Oral: Confined Exciton-Polaritons in CrSBr, a van der Waals magnet

In nanophotonics, high refractive index semiconductors play a pivotal role in downsizing optical components and systems, a fundamental requirement for creating compact and seamlessly integrated photonic circuits and devices. In this context, we explore the intriguing properties of CrSBr, an anisotropic van der Waals magnet with significantly varying refractive indices along the two in-plane crystal axes. Notably, CrSBr is a direct band gap semiconductor that emits near-infrared radiation (NIR) and displays magnetic order below 132 K in bulk form.
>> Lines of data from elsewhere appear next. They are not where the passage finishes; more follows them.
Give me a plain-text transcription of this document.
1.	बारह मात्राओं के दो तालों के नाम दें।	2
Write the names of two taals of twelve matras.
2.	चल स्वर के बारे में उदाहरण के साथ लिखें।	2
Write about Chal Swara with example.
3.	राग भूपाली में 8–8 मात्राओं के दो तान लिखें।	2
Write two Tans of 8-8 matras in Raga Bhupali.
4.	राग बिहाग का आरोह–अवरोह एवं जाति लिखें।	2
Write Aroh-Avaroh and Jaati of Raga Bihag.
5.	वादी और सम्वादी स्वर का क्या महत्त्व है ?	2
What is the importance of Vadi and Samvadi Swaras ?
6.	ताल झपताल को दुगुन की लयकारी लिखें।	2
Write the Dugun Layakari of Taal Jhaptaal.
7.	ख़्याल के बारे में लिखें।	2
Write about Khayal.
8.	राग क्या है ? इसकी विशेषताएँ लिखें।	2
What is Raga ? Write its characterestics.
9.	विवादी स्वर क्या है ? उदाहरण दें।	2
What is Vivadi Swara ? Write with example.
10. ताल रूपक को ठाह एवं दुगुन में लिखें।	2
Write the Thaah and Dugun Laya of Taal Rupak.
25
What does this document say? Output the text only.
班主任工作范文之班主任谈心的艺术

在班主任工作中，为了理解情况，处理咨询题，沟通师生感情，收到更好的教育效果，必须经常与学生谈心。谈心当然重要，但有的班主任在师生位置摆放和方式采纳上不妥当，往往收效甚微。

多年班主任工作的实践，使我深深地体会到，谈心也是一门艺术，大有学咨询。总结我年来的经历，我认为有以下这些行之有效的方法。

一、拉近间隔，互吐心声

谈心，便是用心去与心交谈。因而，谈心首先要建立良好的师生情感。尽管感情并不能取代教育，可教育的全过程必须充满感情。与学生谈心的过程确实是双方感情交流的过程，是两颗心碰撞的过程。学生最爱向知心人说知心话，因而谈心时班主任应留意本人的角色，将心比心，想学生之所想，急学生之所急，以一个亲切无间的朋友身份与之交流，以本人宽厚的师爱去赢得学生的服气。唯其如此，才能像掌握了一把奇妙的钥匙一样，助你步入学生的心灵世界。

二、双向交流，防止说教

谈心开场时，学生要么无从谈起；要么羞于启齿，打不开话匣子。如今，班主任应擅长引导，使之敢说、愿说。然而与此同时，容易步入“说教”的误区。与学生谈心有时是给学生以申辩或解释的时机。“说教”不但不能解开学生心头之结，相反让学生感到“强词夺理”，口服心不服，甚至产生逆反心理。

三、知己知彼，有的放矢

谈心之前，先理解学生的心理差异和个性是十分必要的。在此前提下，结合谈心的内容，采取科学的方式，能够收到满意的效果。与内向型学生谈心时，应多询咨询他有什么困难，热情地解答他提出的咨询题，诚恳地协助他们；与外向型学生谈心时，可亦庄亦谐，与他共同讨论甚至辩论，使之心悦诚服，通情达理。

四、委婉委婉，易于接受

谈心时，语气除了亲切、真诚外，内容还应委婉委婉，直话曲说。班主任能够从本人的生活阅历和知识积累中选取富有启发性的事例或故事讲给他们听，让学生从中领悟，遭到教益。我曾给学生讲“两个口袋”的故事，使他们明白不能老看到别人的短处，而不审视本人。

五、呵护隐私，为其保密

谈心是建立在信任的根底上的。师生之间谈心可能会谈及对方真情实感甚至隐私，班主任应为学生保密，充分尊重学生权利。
Our investigation focuses on harnessing the contrasting refractive indices along the two in-plane axes to engender confined exciton-polariton states in a dielectric cavity. We demonstrate significant confinement of polaritons along the b-axis, even within micrometer-wide flakes, while simultaneously facilitating the free propagation of polaritons along the a-axis. We employ spectral filtering to capture real-space images of these confined polariton states and delve into their nonlinear behavior. Additionally, we highlight the efficient waveguiding capabilities of polaritons in CrSBr, showcasing their propagation over distances exceeding 20 micrometers. With further tunability of these confined polariton states with a magnetic field, our study underscores CrSBr as a promising platform for developing integrated magneto-photonic devices.